Le botulisme n'a pas disparu

Provoqué par la toxine extrêmement puissante de la bactérie Clostridium botulinum, le botulisme a été identifié en 1895. Cette maladie, qui entraîne une paralysie des membres et des muscles respiratoires pouvant conduire à une asphyxie mortelle, a été favorisée au début du XXe siècle avec l'essor des conserves industrielles pas encore bien stérilisées.

Aujourd'hui, son incidence est faible mais plusieurs cas sévères ont été enregistrés en France ces dernières années, notamment après l'ingestion de charcuterie artisanale ou de conserves de légumes faites maison.
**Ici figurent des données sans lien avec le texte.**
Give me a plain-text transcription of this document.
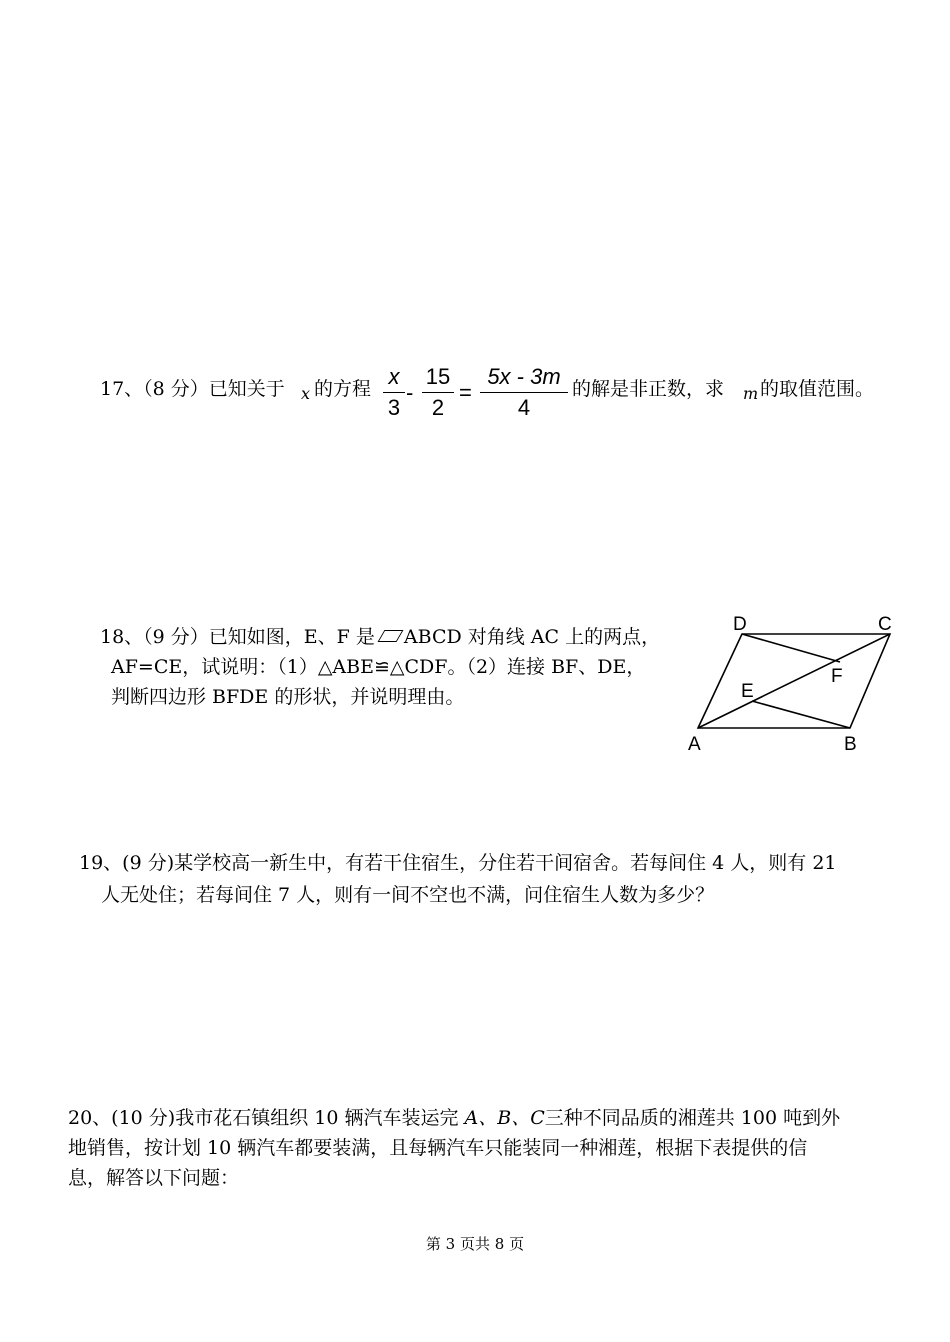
17、（8 分）已知关于 x 的方程 x
3
-
15
2
=
5x - 3m
4
的解是非正数，求 m 的取值范围。
18、（9 分）已知如图，E、F 是 ABCD 对角线 AC 上的两点，
AF=CE，试说明：（1）△ABE≌△CDF。（2）连接 BF、DE，
判断四边形 BFDE 的形状，并说明理由。
A	B
C
D
E
F
19、(9 分)某学校高一新生中，有若干住宿生，分住若干间宿舍。若每间住 4 人，则有 21
人无处住；若每间住 7 人，则有一间不空也不满，问住宿生人数为多少？
20、(10 分)我市花石镇组织 10 辆汽车装运完 A、B、C三种不同品质的湘莲共 100 吨到外
地销售，按计划 10 辆汽车都要装满，且每辆汽车只能装同一种湘莲，根据下表提供的信
息，解答以下问题：
第 3 页共 8 页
Botulisme : attention aux conserves et charcuteries faites maison. © Institut Pasteur, CRBIP, Jean-Marc Panaud
  • L'éradication d'une maladie peut sembler définitive et ne pas l'être.
  • Une dégradation des conditions d'hygiène, de mauvaises pratiques alimentaires ou sexuelles ou encore un recul de la couverture vaccinale permettent le retour de pathologies considérées comme anciennes.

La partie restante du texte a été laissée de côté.